Instructional Technology in Action for Literacy Learning
While it seems now that everyone is talking about the science of reading, as an organization we have been committed to applying the science of reading through its application in structured literacy since 1984. Research tells us that 95% of all students have the capacity to learn to read when teacher-led instruction and evidence-based curricula align with the science of reading. Always-on diagnostics seamlessly provide multiple asynchronous and synchronous learning opportunities that adapt to individual students to keep them in their zone of proximal development—the place between where a student can achieve alone and where they need assistance.

Our patented technology Assessment Without Testing (AWT) is embedded in Lexia’s curriculum products. Powered by adaptive branching logic to use data to predict students’ future performance, it provides educators with ongoing progress monitoring for each student in order to differentiate instruction in real time. AWT is collecting data with every click, providing information for teachers to assess where students are without stopping or waiting for benchmark assessments. It identifies students’ risk levels, predicts future performance, and prescribes instructional intensity. The adaptive blended learning models of our curriculum products leverage technology to provide a personalized, data-driven approach to learning, giving students control over the time, place, and path of their learning. This framework combines powerful technology features while leveraging the importance of the teacher with robust data and additional offline resources. The adaptive learning model also pinpoints the appropriate entry point for each student, ensuring an optimal learning experience.

Machine learning is an application of AI that we use in our speech-recognition engine, Cambium Smart Speech. This combines computer science and computational linguistics that enables recognition of spoken language and turns it into text. It was coded to accept the phoneme blends/accents of all learners, so it can recognize a wide variety of accented English voices. It helps students interact with activities to practice a concept until it is mastered by utilizing machine learning algorithms behind the scenes as the performance data is being captured. This is a big advantage for emergent bilingual learners and for all students.

The embedded speech-recognition technology provides students with immediate, guided, corrective feedback, helping students build linguistic confidence in academic English. Students work independently at their own pace, following individualized learning paths made available by the combination of student-led online learning and teacher-led instruction.

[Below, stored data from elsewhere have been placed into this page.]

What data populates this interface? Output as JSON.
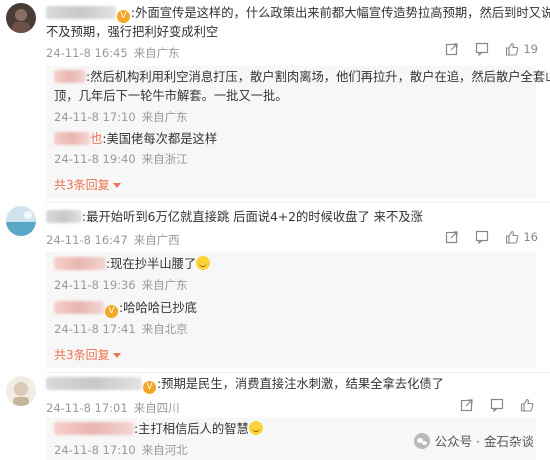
{
  "comments": [
    {
      "name_tail": "",
      "text_line1": ":外面宣传是这样的，什么政策出来前都大幅宣传造势拉高预期，然后到时又说",
      "text_line2": "不及预期，强行把利好变成利空",
      "date": "24-11-8 16:45",
      "location": "来自广东",
      "like_count": "19",
      "replies": [
        {
          "name_tail": "",
          "text_line1": ":然后机构利用利空消息打压，散户割肉离场，他们再拉升，散户在追，然后散户全套山",
          "text_line2": "顶，几年后下一轮牛市解套。一批又一批。",
          "date": "24-11-8 17:10",
          "location": "来自广东"
        },
        {
          "name_tail": "也",
          "text_line1": ":美国佬每次都是这样",
          "date": "24-11-8 19:40",
          "location": "来自浙江"
        }
      ],
      "more_label": "共3条回复"
    },
    {
      "name_tail": "",
      "text_line1": ":最开始听到6万亿就直接跳 后面说4+2的时候收盘了 来不及涨",
      "date": "24-11-8 16:47",
      "location": "来自广西",
      "like_count": "16",
      "replies": [
        {
          "name_tail": "",
          "text_line1": ":现在抄半山腰了",
          "date": "24-11-8 19:36",
          "location": "来自广东"
        },
        {
          "name_tail": "",
          "text_line1": ":哈哈哈已抄底",
          "date": "24-11-8 17:41",
          "location": "来自北京"
        }
      ],
      "more_label": "共3条回复"
    },
    {
      "name_tail": "",
      "text_line1": ":预期是民生，消费直接注水刺激，结果全拿去化债了",
      "date": "24-11-8 17:01",
      "location": "来自四川",
      "like_count": "",
      "replies": [
        {
          "name_tail": "",
          "text_line1": ":主打相信后人的智慧",
          "date": "24-11-8 17:10",
          "location": "来自河北"
        }
      ]
    }
  ],
  "watermark": {
    "label": "公众号 · 金石杂谈"
  },
  "colors": {
    "accent": "#eb7350",
    "meta": "#999999",
    "reply_bg": "#f7f7f7"
  }
}
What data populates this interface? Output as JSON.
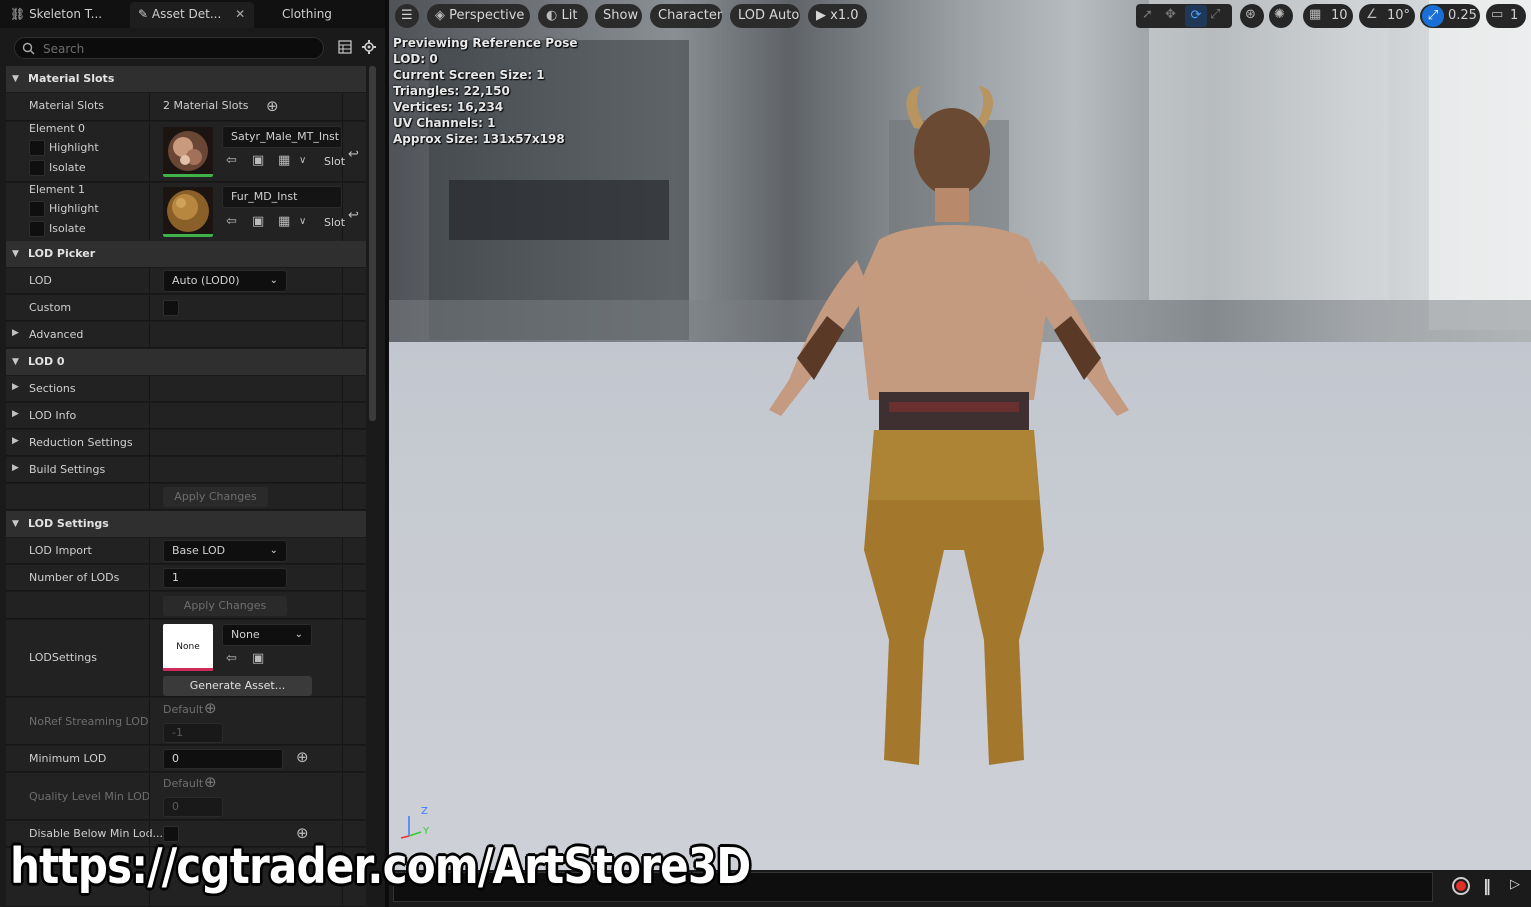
{
  "tabs": [
    {
      "label": "Skeleton T...",
      "icon": "skeleton-icon"
    },
    {
      "label": "Asset Det...",
      "icon": "brush-icon",
      "close": "✕"
    },
    {
      "label": "Clothing"
    }
  ],
  "search": {
    "placeholder": "Search"
  },
  "material_slots": {
    "header": "Material Slots",
    "row_label": "Material Slots",
    "count_text": "2 Material Slots",
    "elements": [
      {
        "label": "Element 0",
        "highlight": "Highlight",
        "isolate": "Isolate",
        "material": "Satyr_Male_MT_Inst",
        "slot": "Slot"
      },
      {
        "label": "Element 1",
        "highlight": "Highlight",
        "isolate": "Isolate",
        "material": "Fur_MD_Inst",
        "slot": "Slot"
      }
    ]
  },
  "lod_picker": {
    "header": "LOD Picker",
    "lod_label": "LOD",
    "lod_value": "Auto (LOD0)",
    "custom_label": "Custom",
    "advanced_label": "Advanced"
  },
  "lod0": {
    "header": "LOD 0",
    "items": [
      "Sections",
      "LOD Info",
      "Reduction Settings",
      "Build Settings"
    ],
    "apply": "Apply Changes"
  },
  "lod_settings": {
    "header": "LOD Settings",
    "lod_import_label": "LOD Import",
    "lod_import_value": "Base LOD",
    "num_lods_label": "Number of LODs",
    "num_lods_value": "1",
    "apply": "Apply Changes",
    "lodsettings_label": "LODSettings",
    "thumb_text": "None",
    "asset_value": "None",
    "generate": "Generate Asset...",
    "noref_label": "NoRef Streaming LOD B",
    "noref_default": "Default",
    "noref_value": "-1",
    "min_lod_label": "Minimum LOD",
    "min_lod_value": "0",
    "quality_label": "Quality Level Min LOD",
    "quality_default": "Default",
    "quality_value": "0",
    "disable_label": "Disable Below Min Lod..."
  },
  "viewport": {
    "toolbar": {
      "perspective": "Perspective",
      "lit": "Lit",
      "show": "Show",
      "character": "Character",
      "lod": "LOD Auto",
      "speed": "x1.0",
      "grid": "10",
      "angle": "10°",
      "scale": "0.25",
      "camera": "1"
    },
    "stats": [
      "Previewing Reference Pose",
      "LOD: 0",
      "Current Screen Size: 1",
      "Triangles: 22,150",
      "Vertices: 16,234",
      "UV Channels: 1",
      "Approx Size: 131x57x198"
    ],
    "axis": {
      "z": "Z",
      "y": "Y"
    }
  },
  "watermark": "https://cgtrader.com/ArtStore3D",
  "colors": {
    "accent": "#1a6fd6",
    "green_bar": "#3fb34a",
    "pink_bar": "#d02a5a",
    "record": "#e0302a"
  }
}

Past, Present, and Future Use of AI Technology
Our singular focus on literacy and a full spectrum of professional learning, curriculum, and embedded assessment solutions have helped millions of learners read, write, and speak with confidence over the past 40 years. Last year, we served 6.8 million students and 620,000 educators across more than 23,000 schools nationwide. We have done this by leveraging innovative technologies into our products and programs, while keeping the teacher at the center of instruction.

We continue to explore new technologies to determine if we can amplify our services to literacy educators and their students. Every student has the right to learn how to read. Our goal has always been to empower teachers to reap the efficiencies of ever-evolving AI and embedded technology while creating more time for them to focus on what they do best—engaging students in dynamic, systematic, and explicit instruction to help them listen, speak, and read with ease.

Nick Gaehde is the president of Lexia and a lifelong literacy advocate.